Se a abolição desses três dogmas poderia sugerir uma adesão a um dos mandamentos futuristas – a proposta da destruição do eu, presente no Manifesto Técnico da Literatura Futurista, publicado por Marinetti em 1912, que de certa forma já está presente no manifesto de 1909 com o uso da primeira pessoal do plural para expressar as onze leis ou regras que regem o movimento que então se anuncia –, Campos certamente põe em xeque essa adesão, já que utiliza, ostensivamente, a primeira pessoa do singular para expedir o seu “Mandado de despejo aos mandarins da Europa!”. Por fim, Campos reconhece que só vê o “Caminho”, mas não sabe o que resultará dessa intervenção. A sua proclamação final é garantir “a vinda da Humanidade dos Engenheiros!”, “de uma Humanidade mathematica, perfeita!”, a vinda do “Super-Homem” que será aquele que for o mais completo, o mais complexo, o mais harmônico. Já foi dito que as características que Campos projeta nesse Super-Homem se adequam ao perfil do próprio Fernando Pessoa, afinal, ele foi um poeta, para muitos, completo, sem dúvida, complexo e que soube de forma harmônica construir uma “coterie inexistente”. Mas, com certeza, mais do que essa proclamação final, o modo como declara anunciar esse “Caminho”, e com o qual termina o seu “Ultimatum” – “Proclamo isto bem alto e bem no auge, na barra do Tejo, de costas para a Europa, braços erguidos, fitando o Atlântico e saudando abstractamente o Infinito” –, reforça, indubitavelmente, a aproximação do manifesto de Campos das ressonâncias saudosistas presentes obra do Pessoa ortônimo. Afinal, a posição que o heterônimo elege para anunciar essa espécie de “Boa Nova” à Europa, de costas para o continente, fitando o Atlântico, parece ser a mesma do poema de abertura de Mensagem, “O dos Castelos”, em que o “rosto com que fita” “o Ocidente, futuro do passado”, é Portugal. É o caráter messiânico que se sobressai, mais uma vez, no final do Ultimatum de Álvaro de Campos.

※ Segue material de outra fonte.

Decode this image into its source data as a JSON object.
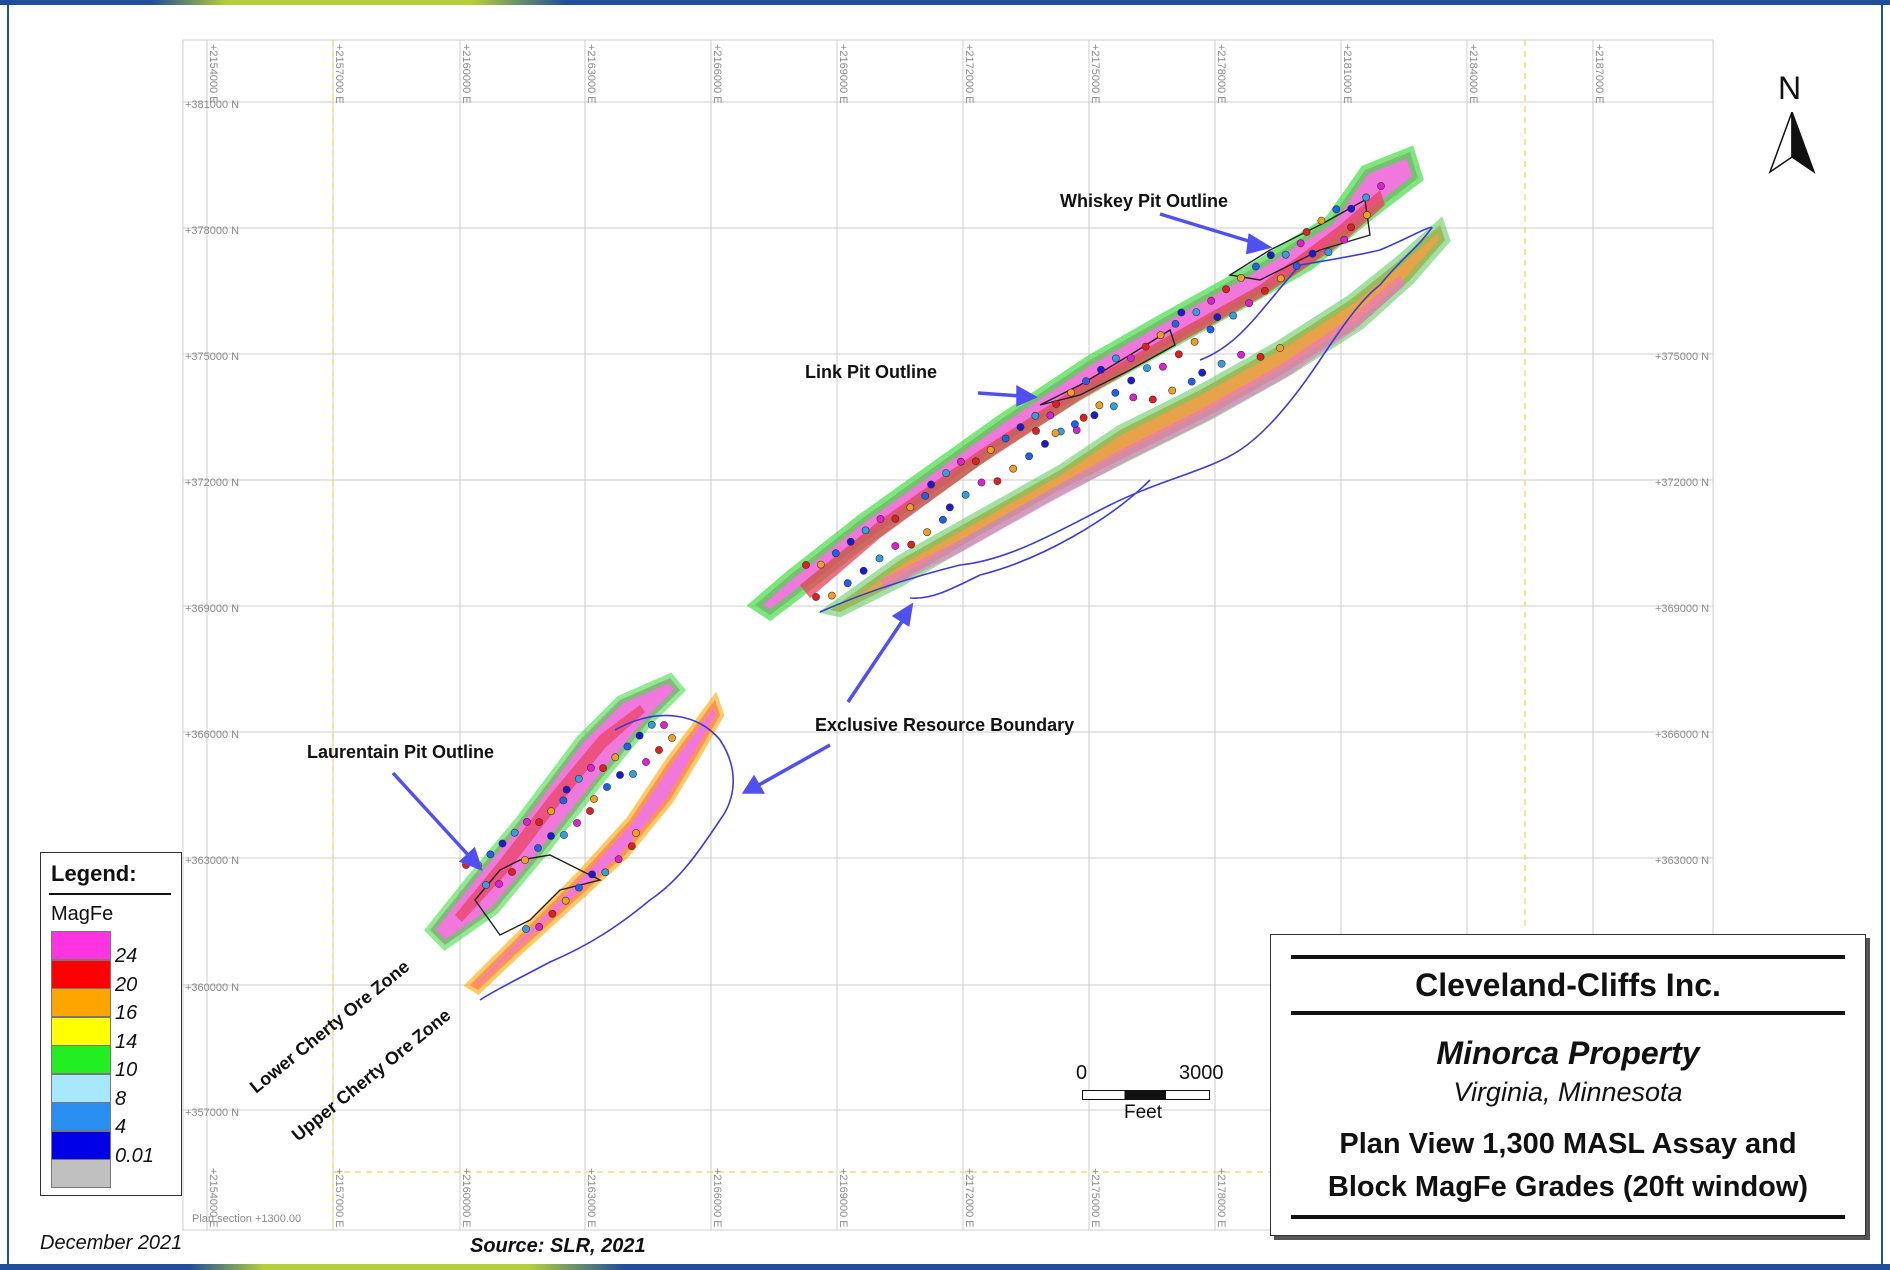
{
  "map": {
    "grid_easting_labels": [
      "+2154000 E",
      "+2157000 E",
      "+2160000 E",
      "+2163000 E",
      "+2166000 E",
      "+2169000 E",
      "+2172000 E",
      "+2175000 E",
      "+2178000 E",
      "+2181000 E",
      "+2184000 E",
      "+2187000 E"
    ],
    "grid_northing_labels": [
      "+381000 N",
      "+378000 N",
      "+375000 N",
      "+372000 N",
      "+369000 N",
      "+366000 N",
      "+363000 N",
      "+360000 N",
      "+357000 N"
    ],
    "plan_section_note": "Plan section +1300.00",
    "callouts": {
      "whiskey": "Whiskey Pit Outline",
      "link": "Link Pit Outline",
      "exclusive": "Exclusive Resource Boundary",
      "laurentain": "Laurentain Pit Outline"
    },
    "zones": {
      "lower": "Lower Cherty Ore Zone",
      "upper": "Upper Cherty Ore Zone"
    },
    "north_label": "N",
    "scale": {
      "start": "0",
      "end": "3000",
      "unit": "Feet"
    }
  },
  "legend": {
    "title": "Legend:",
    "variable": "MagFe",
    "entries": [
      {
        "label": "24",
        "color": "#ff33e0"
      },
      {
        "label": "20",
        "color": "#ff0000"
      },
      {
        "label": "16",
        "color": "#ffa500"
      },
      {
        "label": "14",
        "color": "#ffff00"
      },
      {
        "label": "10",
        "color": "#22ee22"
      },
      {
        "label": "8",
        "color": "#a8e8ff"
      },
      {
        "label": "4",
        "color": "#2a8ef0"
      },
      {
        "label": "0.01",
        "color": "#0000e6"
      },
      {
        "label": "",
        "color": "#c0c0c0"
      }
    ]
  },
  "titlebox": {
    "company": "Cleveland-Cliffs Inc.",
    "property": "Minorca Property",
    "location": "Virginia, Minnesota",
    "title_line1": "Plan View 1,300 MASL Assay and",
    "title_line2": "Block MagFe Grades (20ft window)"
  },
  "footer": {
    "date": "December 2021",
    "source": "Source: SLR, 2021"
  },
  "colors": {
    "accent_blue": "#1f4e9a",
    "accent_green": "#b5cf3a",
    "arrow_blue": "#5050f0",
    "outline_blue": "#3b3bd6"
  }
}
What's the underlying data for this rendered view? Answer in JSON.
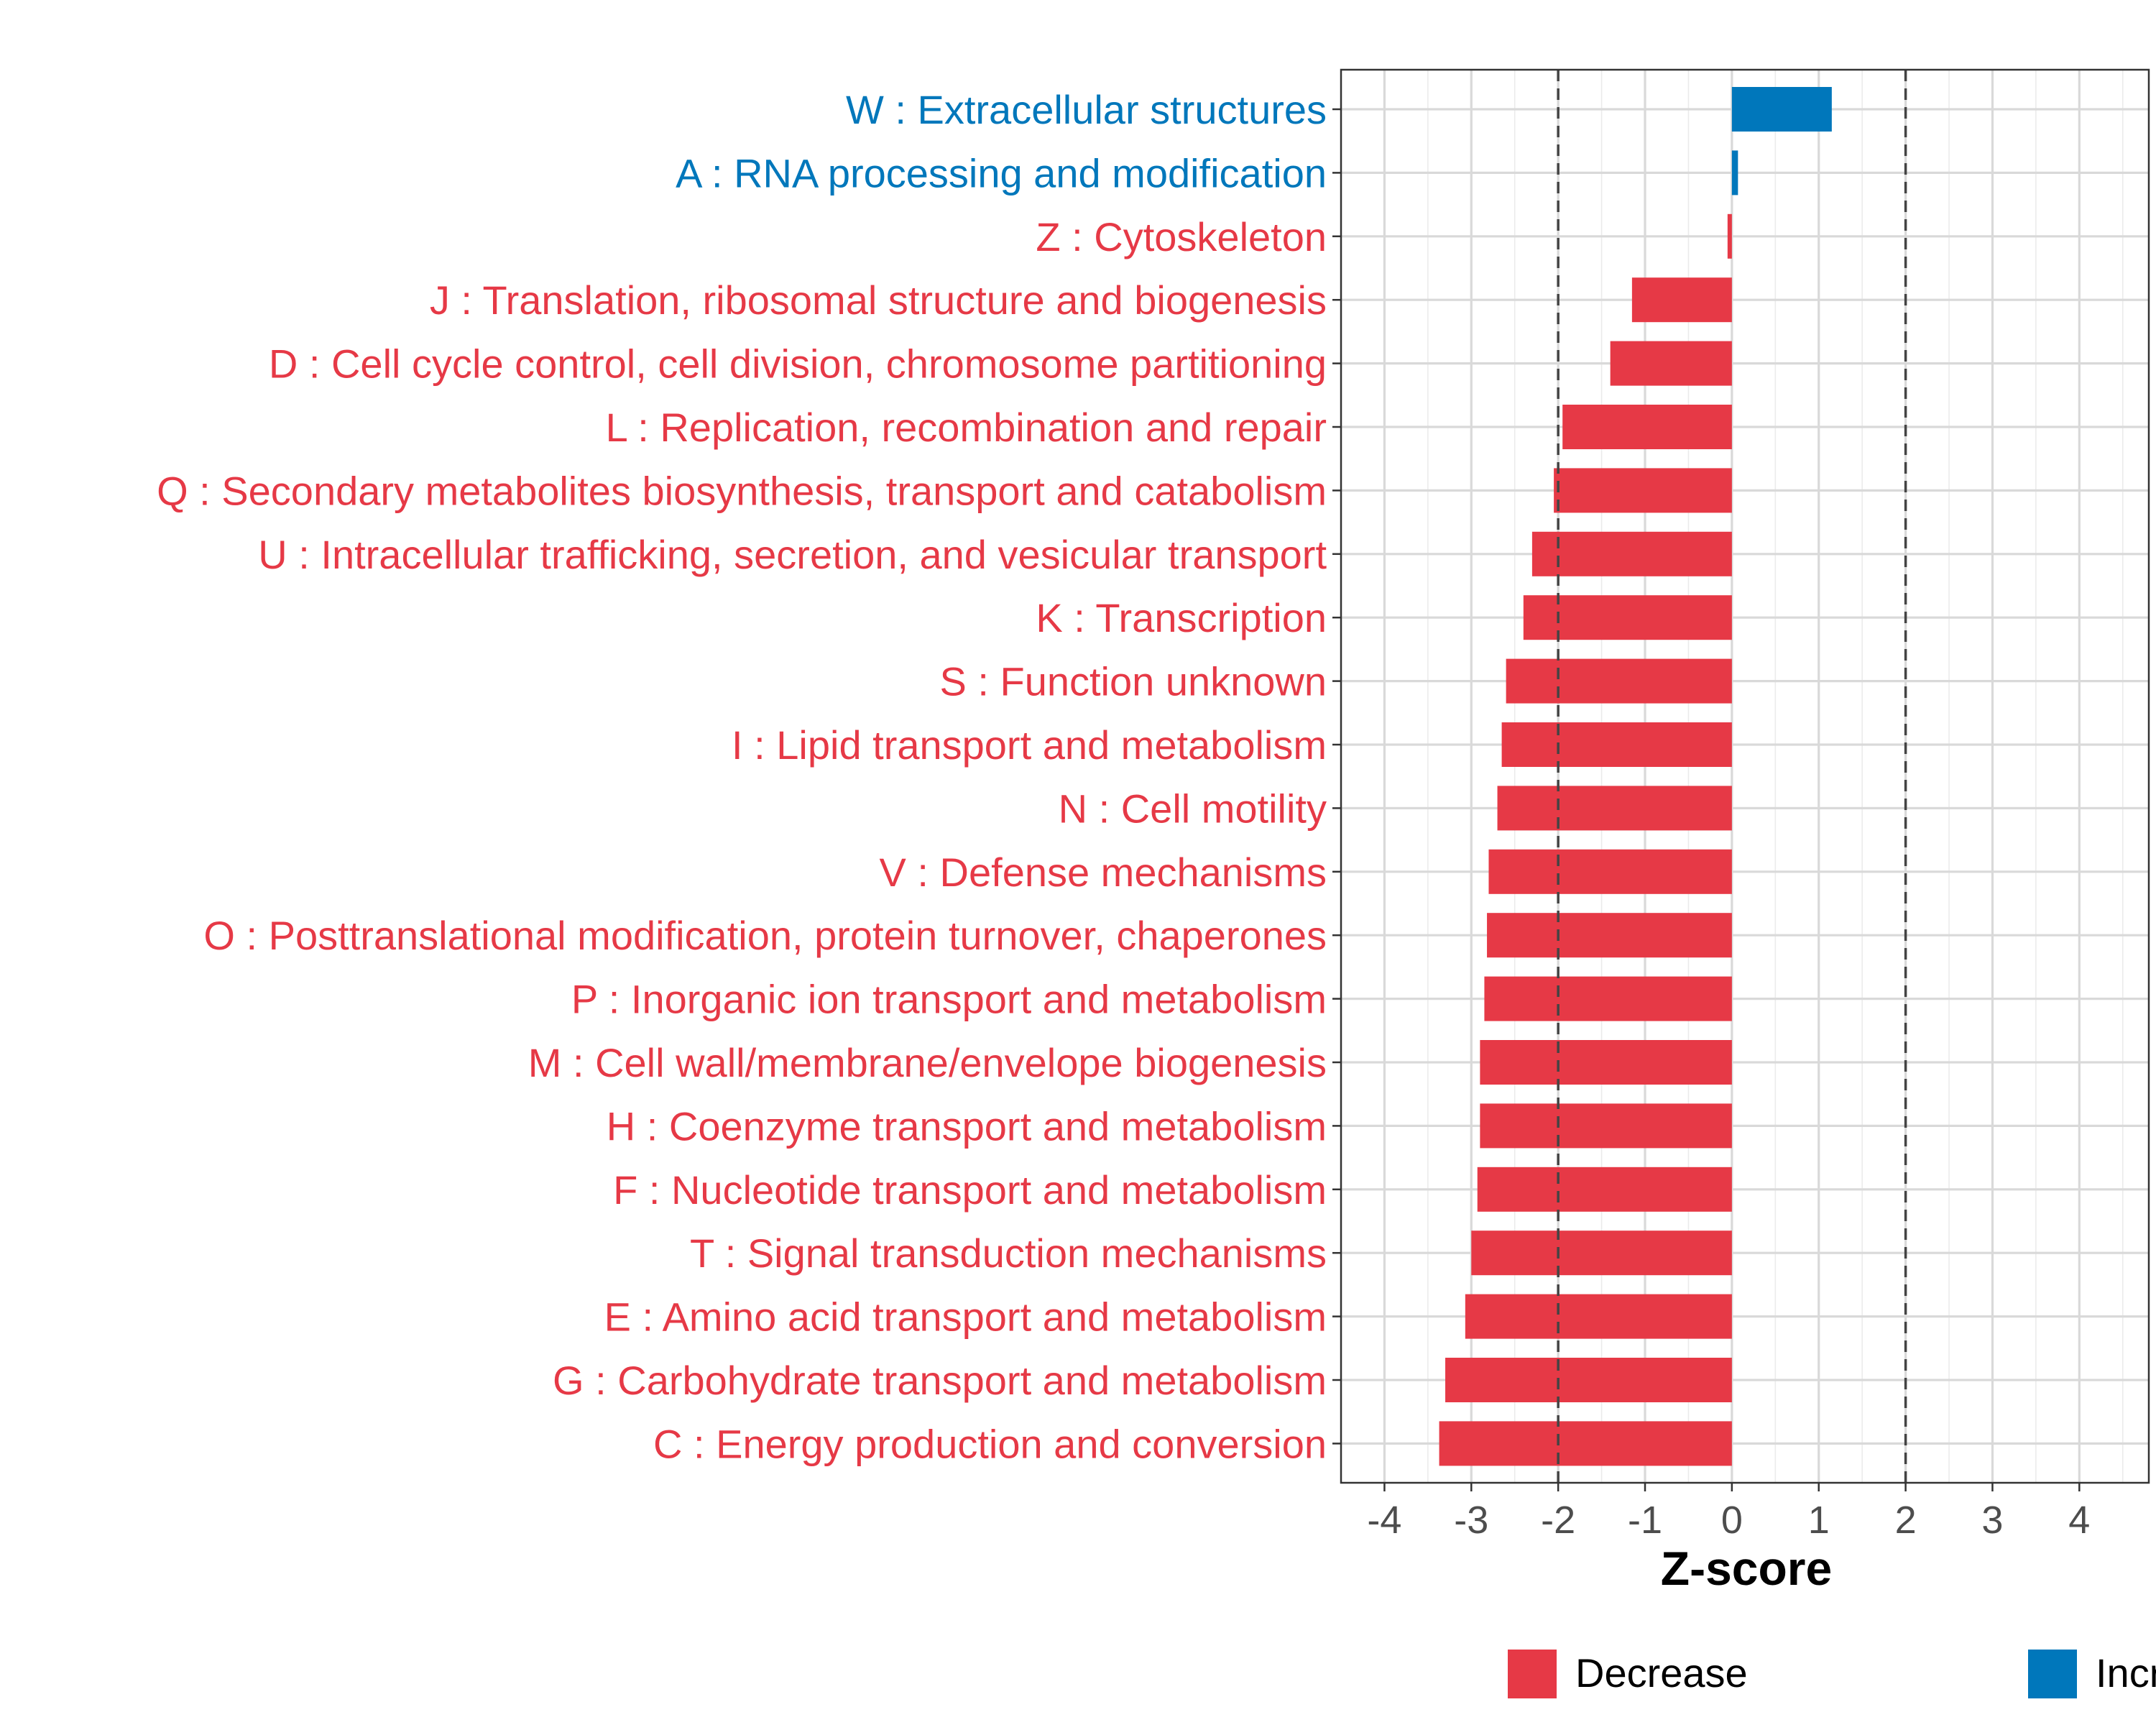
{
  "chart_data": {
    "type": "bar",
    "orientation": "horizontal",
    "xlabel": "Z-score",
    "xlim": [
      -4.5,
      4.8
    ],
    "xticks": [
      -4,
      -3,
      -2,
      -1,
      0,
      1,
      2,
      3,
      4
    ],
    "xtick_labels": [
      "-4",
      "-3",
      "-2",
      "-1",
      "0",
      "1",
      "2",
      "3",
      "4"
    ],
    "reference_lines": [
      -2,
      2
    ],
    "grid": true,
    "legend_position": "bottom",
    "colors": {
      "Decrease": "#e63946",
      "Increase": "#0077bb"
    },
    "legend": [
      {
        "label": "Decrease",
        "color": "#e63946"
      },
      {
        "label": "Increase",
        "color": "#0077bb"
      }
    ],
    "categories": [
      "W : Extracellular structures",
      "A : RNA processing and modification",
      "Z : Cytoskeleton",
      "J : Translation, ribosomal structure and biogenesis",
      "D : Cell cycle control, cell division, chromosome partitioning",
      "L : Replication, recombination and repair",
      "Q : Secondary metabolites biosynthesis, transport and catabolism",
      "U : Intracellular trafficking, secretion, and vesicular transport",
      "K : Transcription",
      "S : Function unknown",
      "I : Lipid transport and metabolism",
      "N : Cell motility",
      "V : Defense mechanisms",
      "O : Posttranslational modification, protein turnover, chaperones",
      "P : Inorganic ion transport and metabolism",
      "M : Cell wall/membrane/envelope biogenesis",
      "H : Coenzyme transport and metabolism",
      "F : Nucleotide transport and metabolism",
      "T : Signal transduction mechanisms",
      "E : Amino acid transport and metabolism",
      "G : Carbohydrate transport and metabolism",
      "C : Energy production and conversion"
    ],
    "values": [
      1.15,
      0.07,
      -0.05,
      -1.15,
      -1.4,
      -1.95,
      -2.05,
      -2.3,
      -2.4,
      -2.6,
      -2.65,
      -2.7,
      -2.8,
      -2.82,
      -2.85,
      -2.9,
      -2.9,
      -2.93,
      -3.0,
      -3.07,
      -3.3,
      -3.37
    ],
    "groups": [
      "Increase",
      "Increase",
      "Decrease",
      "Decrease",
      "Decrease",
      "Decrease",
      "Decrease",
      "Decrease",
      "Decrease",
      "Decrease",
      "Decrease",
      "Decrease",
      "Decrease",
      "Decrease",
      "Decrease",
      "Decrease",
      "Decrease",
      "Decrease",
      "Decrease",
      "Decrease",
      "Decrease",
      "Decrease"
    ]
  }
}
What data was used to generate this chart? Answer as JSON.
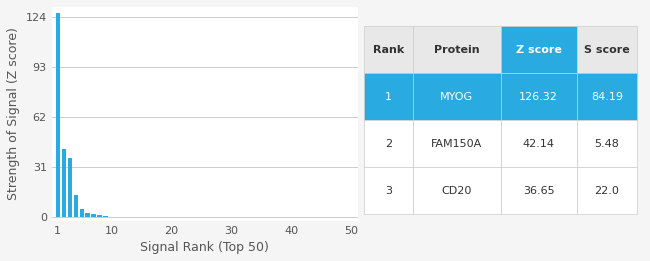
{
  "bar_values": [
    126.32,
    42.14,
    36.65,
    14.0,
    5.0,
    2.5,
    1.8,
    1.2,
    0.8,
    0.5,
    0.3,
    0.2,
    0.15,
    0.1,
    0.08,
    0.06,
    0.05,
    0.04,
    0.03,
    0.025,
    0.02,
    0.018,
    0.015,
    0.012,
    0.01,
    0.009,
    0.008,
    0.007,
    0.006,
    0.005,
    0.005,
    0.004,
    0.004,
    0.003,
    0.003,
    0.003,
    0.002,
    0.002,
    0.002,
    0.002,
    0.002,
    0.001,
    0.001,
    0.001,
    0.001,
    0.001,
    0.001,
    0.001,
    0.001,
    0.001
  ],
  "bar_color": "#29ABE2",
  "bg_color": "#f5f5f5",
  "plot_bg_color": "#ffffff",
  "xlabel": "Signal Rank (Top 50)",
  "ylabel": "Strength of Signal (Z score)",
  "yticks": [
    0,
    31,
    62,
    93,
    124
  ],
  "xticks": [
    1,
    10,
    20,
    30,
    40,
    50
  ],
  "xlim": [
    0,
    51
  ],
  "ylim": [
    -2,
    130
  ],
  "grid_color": "#cccccc",
  "table": {
    "headers": [
      "Rank",
      "Protein",
      "Z score",
      "S score"
    ],
    "rows": [
      [
        "1",
        "MYOG",
        "126.32",
        "84.19"
      ],
      [
        "2",
        "FAM150A",
        "42.14",
        "5.48"
      ],
      [
        "3",
        "CD20",
        "36.65",
        "22.0"
      ]
    ],
    "highlight_row": 0,
    "header_bg": "#29ABE2",
    "header_text_color": "#ffffff",
    "highlight_bg": "#29ABE2",
    "highlight_text_color": "#ffffff",
    "normal_bg": "#ffffff",
    "normal_text_color": "#333333",
    "border_color": "#cccccc"
  }
}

A crítica pessoana tem apontado que a adesão de Álvaro de Campos ao futurismo se restringe a poucos poemas, como também ao fato de que “esses poemas são tributários de experiências anteriores ao futurismo (como o verso livre de Whitman) ou de projetos pessoais do poeta (como o sensacionismo, descendente declarado do simbolismo e do panteísmo transcendentalista português e, só com muitas ressalvas, parente do futurismo)” (“O Futurismo Saudosista”, p. 21). Aliás, para Fernando Pessoa o Sensacionismo não exclui o passado, ao contrário do Futurismo e de outras correntes literárias, mas “tem por típico admitir as outras todas”. É esse movimento literário e a seus representantes, na perspectiva do poeta do Orpheu,  “bem mais interessantes do que os cubistas e os futuristas” (Páginas Íntimas: 158), movimento, por sua vez, essencialmente português que talvez pudesse dar à Europa a resposta que ela tanto ansiava. Assim, o Ultimatum de Álvaro de Campos, mais do que um texto ligado ao futurismo, deve ser pensado como uma das múltiplas tentativas de Fernando Pessoa para responder aos anseios de seu tempo, interpretando-o com sua perspectiva tão peculiar e lusitana.

 

 

Bibl.: PERRONE-MOISÉS, Leyla, “O Futurismo Saudosista de Fernando Pessoa”, in Actas do IV Congresso Internacional de Estudos Pessoanos. Secção Brasileira. II vol. Porto, Fundação Eng. António de Almeida, 1990; LOURENÇO, Eduardo, O Labirinto da Saudade. Lisboa, Dom Quixote, 1978.